With his hands before his eyes as if to forefend his view from some dreadful apparition, the man in the corner sank upon his knees, gibbering, “William Leadbury, come back from the dead!”
“William Leadbury, alive and well, here to claim his own from you, Anderson Walkley, outlaw and felon. Your plans were well-laid, but I am not dead. You signed the papers of the Ingar Gulbrandson in your proper person. Then as she was about to sail, I was brought aboard ostensibly drunk, but really drugged, under the name of Anderson Walkley. The Gulbrandson was found sunk. Her crew of four had utterly disappeared. Dead, of course. The records gave their names. I had become Anderson Walkley and was dead. You had seized my property and my identity. I had been in Chicago but two days and no one had become familiar enough with my appearance to make any question when you with your clean-shaven face came down on the morning after my kidnaping and told the people at the hotel that you were William Leadbury and had shaved your moustache off over night. Whatever difference they might have thought they saw, was easily explained by the change occasioned by the removal of your moustache.
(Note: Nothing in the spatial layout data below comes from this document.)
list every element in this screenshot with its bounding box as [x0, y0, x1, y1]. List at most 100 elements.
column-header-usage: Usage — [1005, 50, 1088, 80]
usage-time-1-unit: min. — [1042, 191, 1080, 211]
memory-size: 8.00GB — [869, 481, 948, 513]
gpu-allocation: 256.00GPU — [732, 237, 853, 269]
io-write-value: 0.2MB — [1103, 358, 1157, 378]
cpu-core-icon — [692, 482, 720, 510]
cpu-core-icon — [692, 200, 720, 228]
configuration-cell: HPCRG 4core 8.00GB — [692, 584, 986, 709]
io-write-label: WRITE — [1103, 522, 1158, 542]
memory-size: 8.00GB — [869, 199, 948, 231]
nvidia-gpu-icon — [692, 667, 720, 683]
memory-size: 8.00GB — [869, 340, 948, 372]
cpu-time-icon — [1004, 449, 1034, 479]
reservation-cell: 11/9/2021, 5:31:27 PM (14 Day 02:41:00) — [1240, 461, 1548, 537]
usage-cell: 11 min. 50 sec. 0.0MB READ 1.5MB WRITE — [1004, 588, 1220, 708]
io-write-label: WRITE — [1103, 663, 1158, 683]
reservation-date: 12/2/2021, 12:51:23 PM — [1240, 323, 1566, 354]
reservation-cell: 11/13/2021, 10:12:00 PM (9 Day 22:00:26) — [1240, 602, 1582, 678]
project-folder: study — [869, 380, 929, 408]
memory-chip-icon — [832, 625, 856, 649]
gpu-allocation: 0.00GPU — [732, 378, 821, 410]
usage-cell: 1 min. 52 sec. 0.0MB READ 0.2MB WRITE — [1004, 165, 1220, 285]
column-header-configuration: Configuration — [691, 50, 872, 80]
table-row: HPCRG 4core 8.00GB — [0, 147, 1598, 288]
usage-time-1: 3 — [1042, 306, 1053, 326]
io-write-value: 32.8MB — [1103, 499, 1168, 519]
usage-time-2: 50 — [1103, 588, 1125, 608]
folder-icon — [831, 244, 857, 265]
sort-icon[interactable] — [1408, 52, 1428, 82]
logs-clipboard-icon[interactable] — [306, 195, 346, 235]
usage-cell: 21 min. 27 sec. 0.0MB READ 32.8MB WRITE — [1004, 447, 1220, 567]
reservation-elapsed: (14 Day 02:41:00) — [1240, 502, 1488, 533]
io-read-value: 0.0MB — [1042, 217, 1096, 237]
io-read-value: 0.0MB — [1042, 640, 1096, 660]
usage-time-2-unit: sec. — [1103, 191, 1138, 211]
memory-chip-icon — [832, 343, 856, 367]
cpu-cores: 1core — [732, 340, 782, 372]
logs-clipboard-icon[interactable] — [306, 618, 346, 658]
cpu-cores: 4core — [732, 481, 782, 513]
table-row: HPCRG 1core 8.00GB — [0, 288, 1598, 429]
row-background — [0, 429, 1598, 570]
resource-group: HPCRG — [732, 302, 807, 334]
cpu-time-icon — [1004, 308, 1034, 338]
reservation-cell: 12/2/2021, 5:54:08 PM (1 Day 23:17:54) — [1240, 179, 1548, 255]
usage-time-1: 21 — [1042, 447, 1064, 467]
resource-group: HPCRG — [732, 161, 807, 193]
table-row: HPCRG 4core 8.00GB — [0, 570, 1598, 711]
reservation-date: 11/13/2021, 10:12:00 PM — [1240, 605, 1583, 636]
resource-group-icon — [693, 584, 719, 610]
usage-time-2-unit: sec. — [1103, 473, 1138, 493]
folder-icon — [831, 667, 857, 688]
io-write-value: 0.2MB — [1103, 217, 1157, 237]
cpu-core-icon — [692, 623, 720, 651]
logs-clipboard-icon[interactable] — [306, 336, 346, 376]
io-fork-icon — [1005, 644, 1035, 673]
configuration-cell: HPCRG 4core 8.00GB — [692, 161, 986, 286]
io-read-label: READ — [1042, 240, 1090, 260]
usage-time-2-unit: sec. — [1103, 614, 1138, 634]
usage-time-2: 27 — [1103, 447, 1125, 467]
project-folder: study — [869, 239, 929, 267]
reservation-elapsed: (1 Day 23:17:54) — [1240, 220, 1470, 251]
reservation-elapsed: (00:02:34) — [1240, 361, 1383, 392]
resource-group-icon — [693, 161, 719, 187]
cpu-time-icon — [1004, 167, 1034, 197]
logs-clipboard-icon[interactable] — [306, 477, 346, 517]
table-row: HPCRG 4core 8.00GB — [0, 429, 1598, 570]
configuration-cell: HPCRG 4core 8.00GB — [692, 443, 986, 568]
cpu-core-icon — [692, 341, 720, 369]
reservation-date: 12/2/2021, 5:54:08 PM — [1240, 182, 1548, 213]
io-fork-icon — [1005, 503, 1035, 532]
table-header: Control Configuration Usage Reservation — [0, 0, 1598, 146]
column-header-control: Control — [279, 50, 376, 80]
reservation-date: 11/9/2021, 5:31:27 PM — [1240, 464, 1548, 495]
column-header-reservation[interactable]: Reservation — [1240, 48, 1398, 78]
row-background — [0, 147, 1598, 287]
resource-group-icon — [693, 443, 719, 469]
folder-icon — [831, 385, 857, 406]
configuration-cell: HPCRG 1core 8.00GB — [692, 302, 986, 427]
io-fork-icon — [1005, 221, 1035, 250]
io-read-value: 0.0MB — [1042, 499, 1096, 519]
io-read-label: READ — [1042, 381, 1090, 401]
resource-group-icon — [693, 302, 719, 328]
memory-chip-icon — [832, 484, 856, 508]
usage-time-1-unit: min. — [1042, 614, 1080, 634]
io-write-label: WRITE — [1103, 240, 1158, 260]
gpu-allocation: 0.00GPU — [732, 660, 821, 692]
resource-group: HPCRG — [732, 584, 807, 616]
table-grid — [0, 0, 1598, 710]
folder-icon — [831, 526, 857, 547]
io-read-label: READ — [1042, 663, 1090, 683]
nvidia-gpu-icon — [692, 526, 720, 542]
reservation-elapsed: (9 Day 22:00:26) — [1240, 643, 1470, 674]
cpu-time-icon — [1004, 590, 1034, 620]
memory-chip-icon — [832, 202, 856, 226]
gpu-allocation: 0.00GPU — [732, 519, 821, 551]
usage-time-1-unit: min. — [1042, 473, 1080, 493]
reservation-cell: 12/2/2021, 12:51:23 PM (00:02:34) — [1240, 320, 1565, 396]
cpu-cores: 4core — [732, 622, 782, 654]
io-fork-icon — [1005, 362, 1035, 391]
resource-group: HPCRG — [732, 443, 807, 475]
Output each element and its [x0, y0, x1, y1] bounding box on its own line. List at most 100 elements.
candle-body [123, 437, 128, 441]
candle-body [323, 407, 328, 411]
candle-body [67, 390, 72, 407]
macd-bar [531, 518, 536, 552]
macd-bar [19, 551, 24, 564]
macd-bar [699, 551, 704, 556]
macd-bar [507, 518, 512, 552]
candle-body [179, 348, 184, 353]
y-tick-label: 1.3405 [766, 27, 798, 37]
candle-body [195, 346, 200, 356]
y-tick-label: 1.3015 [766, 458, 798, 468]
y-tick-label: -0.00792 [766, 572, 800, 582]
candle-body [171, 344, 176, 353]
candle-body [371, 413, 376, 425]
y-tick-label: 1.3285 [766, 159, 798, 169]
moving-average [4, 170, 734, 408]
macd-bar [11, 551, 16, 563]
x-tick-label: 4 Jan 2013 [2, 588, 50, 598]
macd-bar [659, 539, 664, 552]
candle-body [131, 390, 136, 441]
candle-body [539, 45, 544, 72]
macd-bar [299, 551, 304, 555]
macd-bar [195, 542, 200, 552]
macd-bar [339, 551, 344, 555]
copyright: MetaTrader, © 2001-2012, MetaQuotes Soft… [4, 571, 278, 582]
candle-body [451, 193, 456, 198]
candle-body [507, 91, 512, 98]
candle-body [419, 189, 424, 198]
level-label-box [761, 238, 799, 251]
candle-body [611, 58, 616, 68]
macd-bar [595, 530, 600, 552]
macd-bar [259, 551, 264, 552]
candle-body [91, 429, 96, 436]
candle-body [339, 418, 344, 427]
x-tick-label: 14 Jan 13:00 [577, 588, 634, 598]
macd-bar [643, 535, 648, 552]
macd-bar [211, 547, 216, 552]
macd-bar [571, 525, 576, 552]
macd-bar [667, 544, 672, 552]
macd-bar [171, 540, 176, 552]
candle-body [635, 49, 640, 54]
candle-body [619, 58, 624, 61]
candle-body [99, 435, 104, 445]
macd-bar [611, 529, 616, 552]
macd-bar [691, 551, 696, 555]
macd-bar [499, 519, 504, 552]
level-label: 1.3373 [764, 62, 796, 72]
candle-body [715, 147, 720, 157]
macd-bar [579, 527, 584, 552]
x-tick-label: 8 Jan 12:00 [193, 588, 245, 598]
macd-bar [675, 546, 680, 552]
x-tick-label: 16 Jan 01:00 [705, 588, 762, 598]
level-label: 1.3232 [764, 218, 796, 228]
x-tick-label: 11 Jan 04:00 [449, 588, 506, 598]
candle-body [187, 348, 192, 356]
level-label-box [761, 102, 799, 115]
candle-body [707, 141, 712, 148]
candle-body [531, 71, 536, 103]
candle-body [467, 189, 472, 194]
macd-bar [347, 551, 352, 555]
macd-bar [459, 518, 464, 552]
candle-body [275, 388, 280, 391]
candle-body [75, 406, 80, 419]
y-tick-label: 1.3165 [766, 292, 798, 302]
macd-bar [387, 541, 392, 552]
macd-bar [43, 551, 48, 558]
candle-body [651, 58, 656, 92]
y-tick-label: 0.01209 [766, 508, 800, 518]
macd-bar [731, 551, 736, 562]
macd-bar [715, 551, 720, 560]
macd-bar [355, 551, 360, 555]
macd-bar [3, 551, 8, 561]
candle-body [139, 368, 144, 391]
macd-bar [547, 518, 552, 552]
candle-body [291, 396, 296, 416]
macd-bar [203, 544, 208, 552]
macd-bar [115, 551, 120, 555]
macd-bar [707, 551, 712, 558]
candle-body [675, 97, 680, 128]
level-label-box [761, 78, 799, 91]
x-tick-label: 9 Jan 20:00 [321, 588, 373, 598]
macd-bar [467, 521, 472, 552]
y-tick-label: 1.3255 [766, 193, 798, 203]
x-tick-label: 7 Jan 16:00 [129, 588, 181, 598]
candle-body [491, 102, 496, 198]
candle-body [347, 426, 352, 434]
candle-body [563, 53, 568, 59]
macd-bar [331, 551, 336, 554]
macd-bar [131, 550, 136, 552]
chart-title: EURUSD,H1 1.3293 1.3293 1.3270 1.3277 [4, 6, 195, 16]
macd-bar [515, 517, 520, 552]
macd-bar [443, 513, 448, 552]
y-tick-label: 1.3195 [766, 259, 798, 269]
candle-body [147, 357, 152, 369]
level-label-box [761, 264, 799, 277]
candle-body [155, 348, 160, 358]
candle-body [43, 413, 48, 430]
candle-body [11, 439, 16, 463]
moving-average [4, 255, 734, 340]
Had your minions been as intelligent as they were villainous, your scheme would have succeeded. It was necessary to drug me anew on the voyage, as the effects were wearing off. They did not drug me enough, and when they scuttled the old hulk and rowed ashore to flee with their blood money, the cold water rising in the sinking vessel awoke me, brought me to full consciousness, and I easily got ashore on some planking. I saw at once what the plot had been. I realized I had a desperate man to deal with. I had no money and it would take me some time to get from northern Wisconsin to Chicago. In the meantime, every one would have come to believe you William Leadbury, and who would believe me, the ragged tramp, suddenly appearing from nowhere and claiming to be the heir? You would be coached by your lawyers, have time to concoct lies, to manufacture conditions that would color your claim, and in court you would be self-possessed and on your guard. Therefore I felt that I must await the psychological moment when you could be taken off your guard, when, surprised and in confusion, you would betray yourself. I secured employment as your butler, the psychological moment came, and you stand, self-convicted, thief and would-be murderer.”